Mi voltai verso Rowena, per costringerla ad ordinare al Capitano di lasciarmi andare, ma lei mi guardava, con un allegro e subdolo sorriso sul volto. I suoi occhi erano ridotti a fessure.
Senza aggiungere altro, mi porse un paletto. Anzi, me lo puntó contro. La punta era voltata nella mia direzione. Se l'avesse lanciato come aveva fatto il Capitano, qualche giorno prima, avrebbe potuto colpirmi e ferirmi, se non colpirmi al cuore ed uccidermi.
Sorpresa, spalancai gli occhi ed arretrai, schiacciandomi ancora di piú sulla porta. Il Capitano era ancora accanto a me.

"Lilith, puoi dirmi tutto quello che vuoi. Qui, non ci sentirà nessuno. Sono a tua disposizione. Ma potrai farlo e io esaudiró i tuoi desideri con quei bambini solo se tu mi batterai qui. Dovrai batterti contro di me." disse Rowena, sicura.
Aprí la mano e lasció cadere il paletto a terra, facendo un rumore secco di legno.
"Saremo entrambe senza armi. Io non useró velocità o forza e nemmeno paletti. Nemmeno il Capitano mi aiuterà. Servirà solo come arbitro. E io manterró la parola.".
Rowena superó il paletto a terra, allargando il sorriso.
"Lilith, se, peró, vinceró io, tu mi permetterai di uccidere James, di processarlo. Per quello che ha fatto a mia sorella. Per quello che ha fatto a te.".
Le sue parole erano subdole, nascondevano il veleno, che trapelava dal suo tono acido. La rabbia era un tutt'uno con lei.
Deglutii. Anche i suoi occhi sembravano non essere piú i suoi. Sembravano voler solo una cosa: uccidere, vendicarsi. Erano gli stessi occhi che avevo visto in Dimitri quando Rowena l'aveva colpito con il paletto davanti a me e lui aveva cercato di trattenersi dal mordermi.
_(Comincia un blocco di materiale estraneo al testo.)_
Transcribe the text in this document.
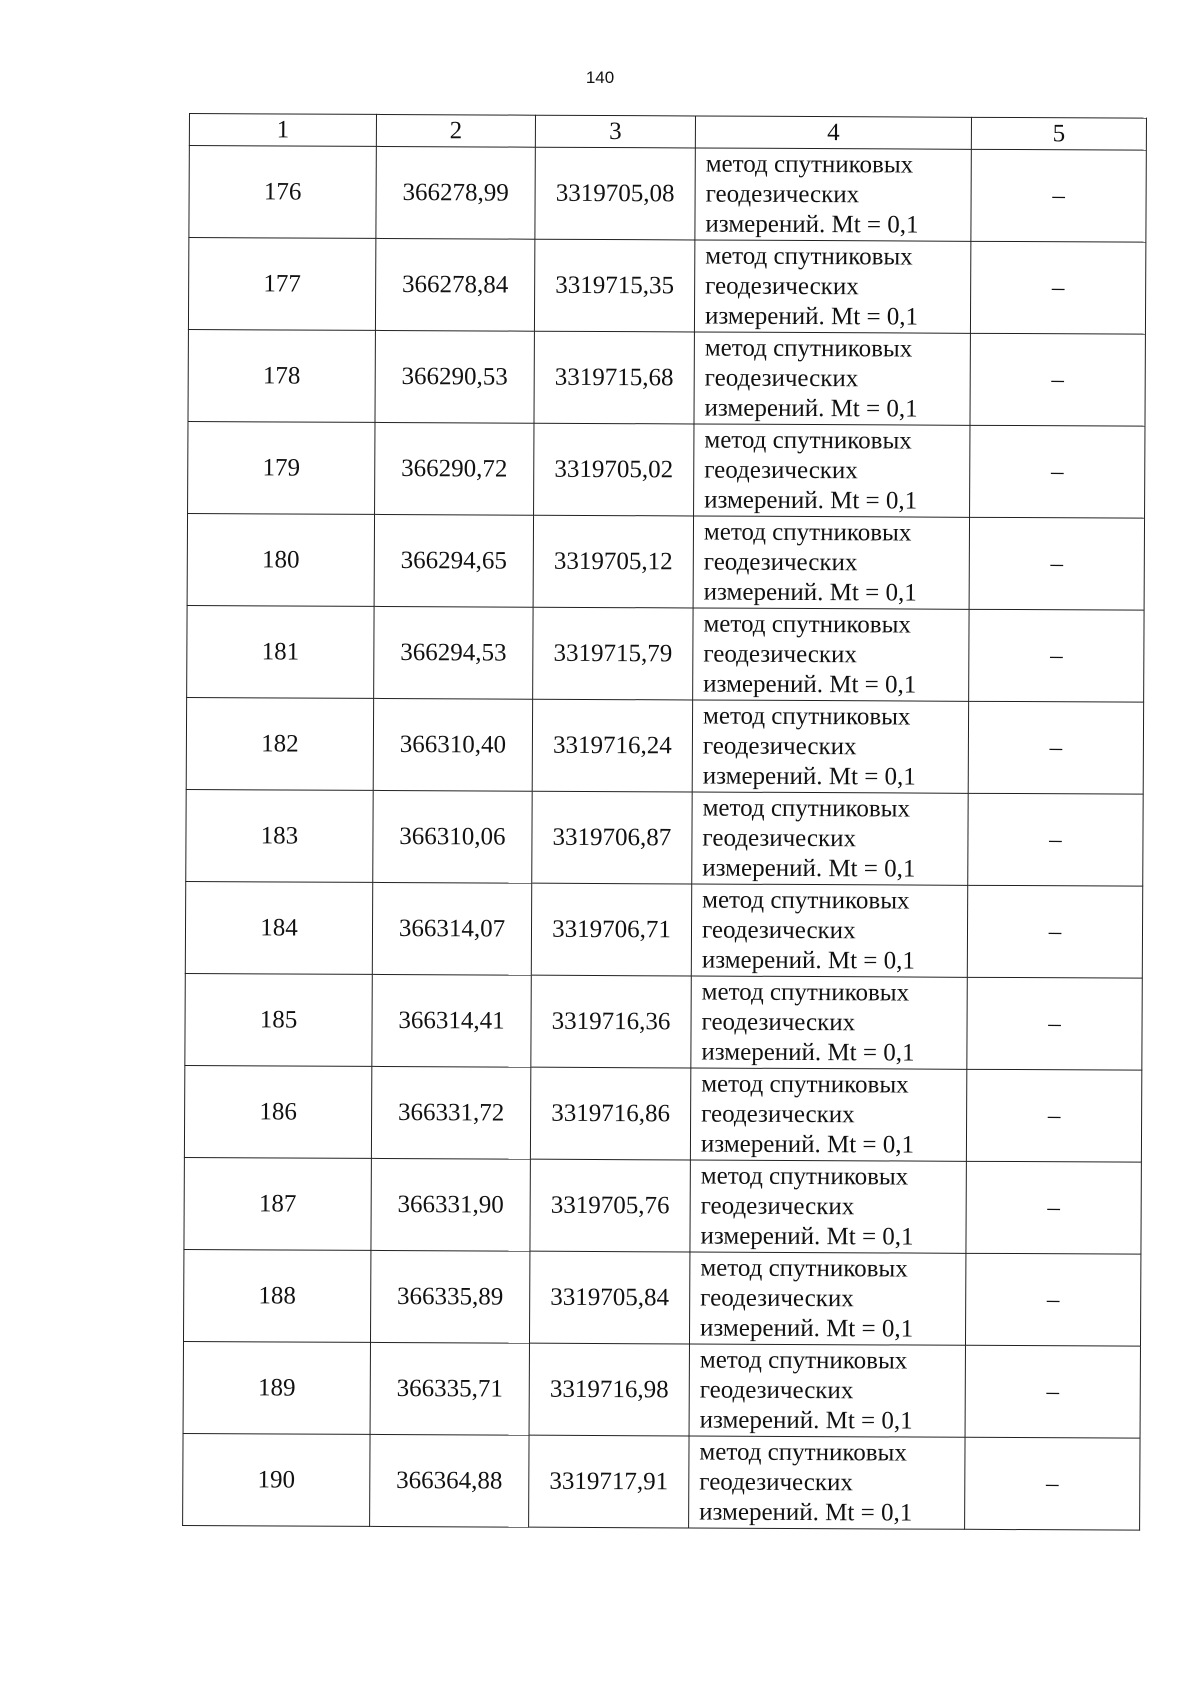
140
1	2	3	4	5
176	366278,99	3319705,08	метод спутниковых
геодезических
измерений. Mt = 0,1	–
177	366278,84	3319715,35	метод спутниковых
геодезических
измерений. Mt = 0,1	–
178	366290,53	3319715,68	метод спутниковых
геодезических
измерений. Mt = 0,1	–
179	366290,72	3319705,02	метод спутниковых
геодезических
измерений. Mt = 0,1	–
180	366294,65	3319705,12	метод спутниковых
геодезических
измерений. Mt = 0,1	–
181	366294,53	3319715,79	метод спутниковых
геодезических
измерений. Mt = 0,1	–
182	366310,40	3319716,24	метод спутниковых
геодезических
измерений. Mt = 0,1	–
183	366310,06	3319706,87	метод спутниковых
геодезических
измерений. Mt = 0,1	–
184	366314,07	3319706,71	метод спутниковых
геодезических
измерений. Mt = 0,1	–
185	366314,41	3319716,36	метод спутниковых
геодезических
измерений. Mt = 0,1	–
186	366331,72	3319716,86	метод спутниковых
геодезических
измерений. Mt = 0,1	–
187	366331,90	3319705,76	метод спутниковых
геодезических
измерений. Mt = 0,1	–
188	366335,89	3319705,84	метод спутниковых
геодезических
измерений. Mt = 0,1	–
189	366335,71	3319716,98	метод спутниковых
геодезических
измерений. Mt = 0,1	–
190	366364,88	3319717,91	метод спутниковых
геодезических
измерений. Mt = 0,1	–
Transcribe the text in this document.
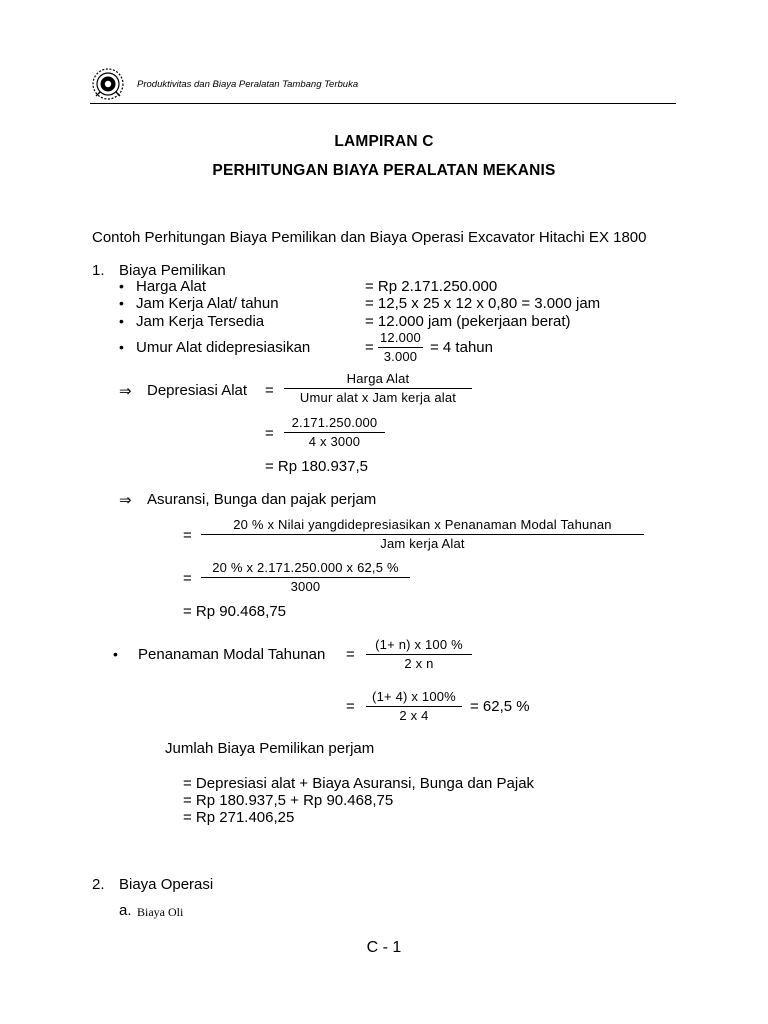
Produktivitas dan Biaya Peralatan Tambang Terbuka
LAMPIRAN C
PERHITUNGAN BIAYA PERALATAN MEKANIS
Contoh Perhitungan Biaya Pemilikan dan Biaya Operasi Excavator Hitachi EX 1800
1. Biaya Pemilikan
• Harga Alat	= Rp 2.171.250.000
• Jam Kerja Alat/ tahun	= 12,5 x 25 x 12 x 0,80 = 3.000 jam
• Jam Kerja Tersedia	= 12.000 jam (pekerjaan berat)
• Umur Alat didepresiasikan	=
12.000
3.000
= 4 tahun
⇒ Depresiasi Alat =
Harga Alat
Umur alat x Jam kerja alat
=
2.171.250.000
4 x 3000
= Rp 180.937,5
⇒ Asuransi, Bunga dan pajak perjam
=
20 % x Nilai yangdidepresiasikan x Penanaman Modal Tahunan
Jam kerja Alat
=
20 % x 2.171.250.000 x 62,5 %
3000
= Rp 90.468,75
• Penanaman Modal Tahunan =
(1+ n) x 100 %
2 x n
=
(1+ 4) x 100%
2 x 4
= 62,5 %
Jumlah Biaya Pemilikan perjam
= Depresiasi alat + Biaya Asuransi, Bunga dan Pajak
= Rp 180.937,5 + Rp 90.468,75
= Rp 271.406,25
2. Biaya Operasi
a. Biaya Oli
C - 1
Mi schiacciai ancora di piú sulla porta.
"Non avere paura. Il Capitano mi fermerà. Non permetterei mai di fare del male alla discendenza di mia sorella. Non ti faró male. Ti dimostreró solo chi è la vera regina qui. E quella sono io.".
Senza alcun preavviso, il Capitano fece scivolare il suo braccio dietro la mia schiena e mi spinse violentemente verso Rowena. Quasi, non le caddi addosso.
Lei, ora, era proprio davanti a me, ad un passo di distanza. Non avrei potuto scapparle.